A fun, quick read that reminded me a lot of watching the movie (Coen Brothers version, I haven't and probably won't see the John Wayne version). The comic tone is there, the characters are distinctive, and I thoroughly enjoyed it. It's a good comic tone without being laugh out loud funny. I will definitely be checking out some of Portis's other stuff.

I just loved Mattie with my whole heart.

I love it when a book transports you to a time and place; I thoroughly enjoyed the trip to late 1800’s Arkansas.
dark funny hopeful fast-paced
Plot or Character Driven: Plot
Strong character development: Yes
Loveable characters: Yes
Diverse cast of characters: No
Flaws of characters a main focus: No

While I am familiar with the story (thanks to the movies and my dad) it was an enjoyable listen evening knowing it.

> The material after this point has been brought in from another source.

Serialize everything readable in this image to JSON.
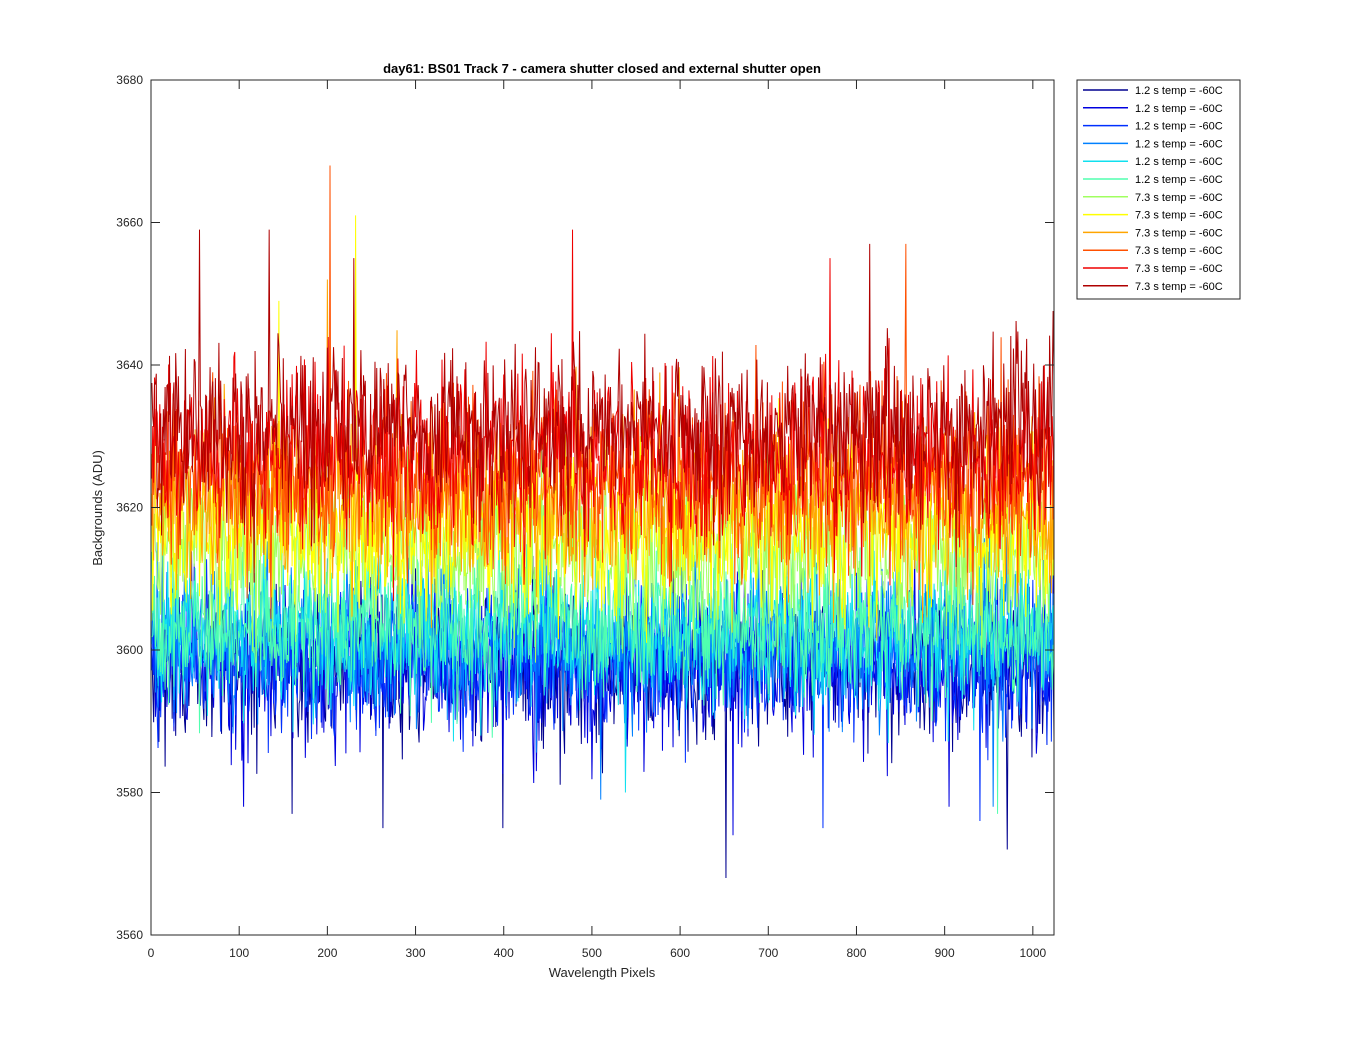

What TV doesn't show is Maddie's faith and just her overall wit, spunk and straight-forwardness that make her character enjoyable.
Overall a fun and different read thanks to book club.

audio version by donna tartt (incredible)

6 stars. I have the audio, beautifully read by Donna Tartt, and it has joined On the Road and Pamuk's Istanbul in the Permanent and Indispensable folder on my phone for regular revisits.

A Sojourn of Southern Literature #1:

This is a masterpiece and not talked about nearly enough for how good it is:

- It's a story that can only happen in Arkansas and Oklahoma. Move it anywhere else and you lose a piece of its soul. The sense of place is arresting.

- Simple, simple, simple plot: get Tom Chaney. It's captured in the perfect first sentence: "PEOPLE DO not give it credence that a fourteen-year-old girl could leave home and go off in the wintertime to avenge her father's blood but it did not seem so strange then, although I will say it did not happen every day."

- Rooster Cogburn is not a man spinning a legend about himself, he's not a mythical figure. He's a human broken by the Civil War and the harsh country hasn't stopped breaking him. Yet even he can live up to one piece of his own legend "Fill your hand you son of a bitch!" John Wayne playing him at the end of his career is perfect, Bridges is dang near close.

- I hope my daughter is not like Mattie Ross and forced to bite every hand that comes near her in a harsh world. But also, in a way I hope she is: resilient to the core, loyal to those she loves.
adventurous emotional funny tense fast-paced

This one was tough to rate. The story is enjoyable - like an American Western Canterbury Tale, but it’s not enjoyable sitting in the Racism of the 1960s when the book was published without any kind of criticism or questioning of it. Seemingly if the author’s goal was to inhabit the actual setting of the book - the south directly following the Civil War, the racism would have been much more overt and violent. It’s like he threw in what was acceptable at the time of writing.